Assim, poderíamos dizer que a pregação de Jesus e de seus amigos foi multidisciplinar. Centrada em um reinado de Deus oferecido igualmente a todos, ela se perguntava como tal visão de vida comunitária afetava a viúva no portão do tesouro, os vendedores no Templo, os doentes que eram expulsos da cidade, os famintos no sábado, e as mulheres marcadas para a execução.
Um dos meus princípios orientadores é que, como consequência do exemplo de Jesus, a abordagem cristã do mundo exige que sejamos defensores da educação como um direito humano inalienável e dado por Deus e como um bem teológico. Como o Pe. Sosa nos diz, “o apostolado intelectual” é “uma forma de anunciar mais efetivamente a Boa Nova do Evangelho, de aprender a compreender a presença de Deus no mundo e a ação do Espírito [de Deus] na história para se unir a isso e contribuir com a libertação humana”.
A revelação da corrupção em torno de quem tem acesso ao Ensino Superior deve levar a todos nós a um espaço crítico e frutífero. No entanto, fazer a pergunta sobre o acesso às universidades desconsidera a dolorosa verdade de que toda a jornada da educação é profundamente desafiadora para os pobres e para as pessoas negras.
E isso exige que façamos novas perguntas: quem tem acesso a escolas preparatórias de qualidade?
Quantas das nossas escolas básicas, fundamentais e de Ensino Médio católicas se tornaram “escolas privadas” contentes em atender aos já privilegiados?
Como estamos interagindo com as escolas públicas locais, que muitas vezes são subfinanciadas e superlotadas, para apoiar a educação pública?

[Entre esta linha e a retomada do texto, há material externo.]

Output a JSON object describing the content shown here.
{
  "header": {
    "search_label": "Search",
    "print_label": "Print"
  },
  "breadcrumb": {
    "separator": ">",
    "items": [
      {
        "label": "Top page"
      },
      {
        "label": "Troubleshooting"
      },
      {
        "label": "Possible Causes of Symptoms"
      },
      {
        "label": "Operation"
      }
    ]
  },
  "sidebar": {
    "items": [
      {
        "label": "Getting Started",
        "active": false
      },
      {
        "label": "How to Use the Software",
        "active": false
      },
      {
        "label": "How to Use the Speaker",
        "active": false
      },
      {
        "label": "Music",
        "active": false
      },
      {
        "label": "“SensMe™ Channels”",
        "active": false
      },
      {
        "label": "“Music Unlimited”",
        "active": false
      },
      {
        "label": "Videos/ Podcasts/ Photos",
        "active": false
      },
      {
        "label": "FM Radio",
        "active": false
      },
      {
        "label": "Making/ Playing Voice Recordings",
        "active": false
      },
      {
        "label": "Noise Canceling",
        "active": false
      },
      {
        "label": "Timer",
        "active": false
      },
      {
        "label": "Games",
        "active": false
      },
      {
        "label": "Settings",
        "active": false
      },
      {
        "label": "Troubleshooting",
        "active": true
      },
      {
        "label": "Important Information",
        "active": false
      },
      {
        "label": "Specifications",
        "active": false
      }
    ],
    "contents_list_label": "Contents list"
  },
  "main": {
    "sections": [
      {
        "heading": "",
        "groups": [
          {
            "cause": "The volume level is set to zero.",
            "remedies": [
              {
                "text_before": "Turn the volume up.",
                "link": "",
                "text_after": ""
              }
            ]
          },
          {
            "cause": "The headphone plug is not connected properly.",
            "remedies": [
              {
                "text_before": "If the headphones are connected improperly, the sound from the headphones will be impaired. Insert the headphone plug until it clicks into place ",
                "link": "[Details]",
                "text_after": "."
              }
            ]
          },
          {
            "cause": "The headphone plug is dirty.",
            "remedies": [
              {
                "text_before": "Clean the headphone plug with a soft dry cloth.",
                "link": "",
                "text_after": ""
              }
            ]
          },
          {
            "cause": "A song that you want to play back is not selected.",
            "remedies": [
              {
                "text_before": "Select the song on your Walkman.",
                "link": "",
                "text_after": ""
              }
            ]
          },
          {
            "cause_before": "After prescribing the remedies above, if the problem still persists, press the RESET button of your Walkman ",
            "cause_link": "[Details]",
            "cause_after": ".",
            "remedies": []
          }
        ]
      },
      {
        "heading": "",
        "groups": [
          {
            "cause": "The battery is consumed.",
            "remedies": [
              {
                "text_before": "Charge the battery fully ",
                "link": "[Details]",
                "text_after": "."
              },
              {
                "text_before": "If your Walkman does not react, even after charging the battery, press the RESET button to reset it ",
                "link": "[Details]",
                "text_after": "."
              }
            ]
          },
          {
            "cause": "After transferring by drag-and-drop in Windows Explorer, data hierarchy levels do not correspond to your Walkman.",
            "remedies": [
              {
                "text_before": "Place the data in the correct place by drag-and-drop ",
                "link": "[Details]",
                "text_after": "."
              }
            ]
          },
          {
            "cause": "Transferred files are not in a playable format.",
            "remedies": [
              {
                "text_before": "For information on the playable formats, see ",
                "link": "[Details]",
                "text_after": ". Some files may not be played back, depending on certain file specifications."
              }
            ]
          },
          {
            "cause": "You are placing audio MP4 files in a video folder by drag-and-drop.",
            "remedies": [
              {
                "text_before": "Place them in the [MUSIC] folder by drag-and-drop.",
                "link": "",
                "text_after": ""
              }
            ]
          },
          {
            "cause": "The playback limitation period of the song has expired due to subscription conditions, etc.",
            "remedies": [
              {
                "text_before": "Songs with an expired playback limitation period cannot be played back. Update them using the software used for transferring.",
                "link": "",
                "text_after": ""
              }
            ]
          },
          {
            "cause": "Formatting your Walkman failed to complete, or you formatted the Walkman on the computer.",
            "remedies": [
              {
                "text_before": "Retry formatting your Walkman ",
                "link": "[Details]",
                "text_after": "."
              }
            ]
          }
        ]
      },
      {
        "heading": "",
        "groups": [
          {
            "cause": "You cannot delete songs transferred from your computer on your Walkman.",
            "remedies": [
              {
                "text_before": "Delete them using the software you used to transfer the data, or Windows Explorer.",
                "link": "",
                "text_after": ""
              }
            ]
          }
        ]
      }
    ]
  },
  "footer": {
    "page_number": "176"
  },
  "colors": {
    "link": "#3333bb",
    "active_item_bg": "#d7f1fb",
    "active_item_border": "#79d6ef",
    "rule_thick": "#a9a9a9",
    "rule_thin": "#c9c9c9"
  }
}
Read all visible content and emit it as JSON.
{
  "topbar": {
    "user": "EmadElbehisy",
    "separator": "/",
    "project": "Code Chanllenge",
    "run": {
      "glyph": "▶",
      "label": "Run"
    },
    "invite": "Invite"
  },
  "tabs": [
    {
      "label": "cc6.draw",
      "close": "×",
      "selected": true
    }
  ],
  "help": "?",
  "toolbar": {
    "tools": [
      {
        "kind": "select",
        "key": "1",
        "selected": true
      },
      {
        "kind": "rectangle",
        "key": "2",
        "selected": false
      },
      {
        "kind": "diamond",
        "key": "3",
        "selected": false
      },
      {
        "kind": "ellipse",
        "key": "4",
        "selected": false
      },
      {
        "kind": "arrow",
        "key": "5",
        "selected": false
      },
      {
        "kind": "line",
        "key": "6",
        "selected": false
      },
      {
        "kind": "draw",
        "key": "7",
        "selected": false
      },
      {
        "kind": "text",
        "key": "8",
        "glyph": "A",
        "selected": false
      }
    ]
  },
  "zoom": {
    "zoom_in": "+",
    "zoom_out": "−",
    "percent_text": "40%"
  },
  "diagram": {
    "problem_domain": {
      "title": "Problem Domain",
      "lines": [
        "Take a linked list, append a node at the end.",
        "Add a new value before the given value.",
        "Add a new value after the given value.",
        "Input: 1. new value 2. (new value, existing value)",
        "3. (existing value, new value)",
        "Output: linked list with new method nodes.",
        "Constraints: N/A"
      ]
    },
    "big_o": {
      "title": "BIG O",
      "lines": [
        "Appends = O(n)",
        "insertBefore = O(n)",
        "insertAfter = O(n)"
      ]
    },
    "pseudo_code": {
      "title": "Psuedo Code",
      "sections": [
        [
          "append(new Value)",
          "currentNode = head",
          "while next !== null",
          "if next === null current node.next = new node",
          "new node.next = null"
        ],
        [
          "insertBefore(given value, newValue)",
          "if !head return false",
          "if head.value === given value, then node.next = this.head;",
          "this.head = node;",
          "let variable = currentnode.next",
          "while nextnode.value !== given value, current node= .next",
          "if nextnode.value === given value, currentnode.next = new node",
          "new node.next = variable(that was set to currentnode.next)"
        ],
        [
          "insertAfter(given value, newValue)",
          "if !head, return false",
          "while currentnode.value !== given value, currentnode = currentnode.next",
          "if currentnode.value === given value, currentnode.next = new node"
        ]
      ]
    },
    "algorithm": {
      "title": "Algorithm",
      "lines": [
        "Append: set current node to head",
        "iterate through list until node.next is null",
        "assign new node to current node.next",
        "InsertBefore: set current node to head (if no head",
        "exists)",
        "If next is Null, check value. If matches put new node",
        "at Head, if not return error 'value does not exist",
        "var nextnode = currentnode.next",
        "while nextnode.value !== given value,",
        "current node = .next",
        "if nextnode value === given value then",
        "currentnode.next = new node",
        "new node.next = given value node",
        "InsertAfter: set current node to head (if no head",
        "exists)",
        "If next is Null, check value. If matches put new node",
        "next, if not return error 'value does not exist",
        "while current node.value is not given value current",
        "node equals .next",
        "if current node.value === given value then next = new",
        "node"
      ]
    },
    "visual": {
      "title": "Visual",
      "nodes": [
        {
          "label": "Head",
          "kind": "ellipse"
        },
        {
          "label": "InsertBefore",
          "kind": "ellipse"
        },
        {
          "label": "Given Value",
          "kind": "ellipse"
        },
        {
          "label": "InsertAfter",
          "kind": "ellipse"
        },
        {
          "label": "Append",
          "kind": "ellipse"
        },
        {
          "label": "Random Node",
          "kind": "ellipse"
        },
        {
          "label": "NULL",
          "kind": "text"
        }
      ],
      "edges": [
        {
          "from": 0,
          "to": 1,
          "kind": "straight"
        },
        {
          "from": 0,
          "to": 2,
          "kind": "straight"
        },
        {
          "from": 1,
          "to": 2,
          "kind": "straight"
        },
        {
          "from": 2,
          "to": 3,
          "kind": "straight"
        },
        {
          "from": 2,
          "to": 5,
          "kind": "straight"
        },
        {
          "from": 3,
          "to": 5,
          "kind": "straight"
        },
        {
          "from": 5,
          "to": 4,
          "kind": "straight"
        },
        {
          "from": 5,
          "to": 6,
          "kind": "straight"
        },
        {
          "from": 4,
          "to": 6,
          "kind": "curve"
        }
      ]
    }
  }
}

O que estamos fazendo para promover a possibilidade de acesso ao Ensino Superior a adultos que atuam em pastorais paroquiais que nunca tiveram uma oportunidade?
Somos politicamente ativos no apoio a candidatos e programas que priorizam o financiamento para a educação?
O que podemos fazer nas nossas paróquias para estabelecer parcerias com faculdades locais para oferecer informações e orientação sobre o Ensino Superior para os nossos jovens?
Estamos investindo em bolsas de estudo e em tutoria para jovens com grande potencial, mas com recursos escassos?
Pedimos que as empresas e os anunciantes utilizem parte de seus lucros e os invistam na educação?
Apoiamos salários justos e tamanhos de sala de aula justos para os professores?
Cada uma dessas questões abre uma nova área para nossa atenção.
O levantamento do véu para revelar o baixo nível do nosso sistema educacional atual, precipitado pelo escândalo das admissões universitárias, pode ser um momento de graça para as pessoas de boa vontade, em que começamos a fazer um balanço dos problemas e, recorrendo à oração, decidimos trabalhar duro em soluções para que todos “possam ter vida e a tenham em abundância”.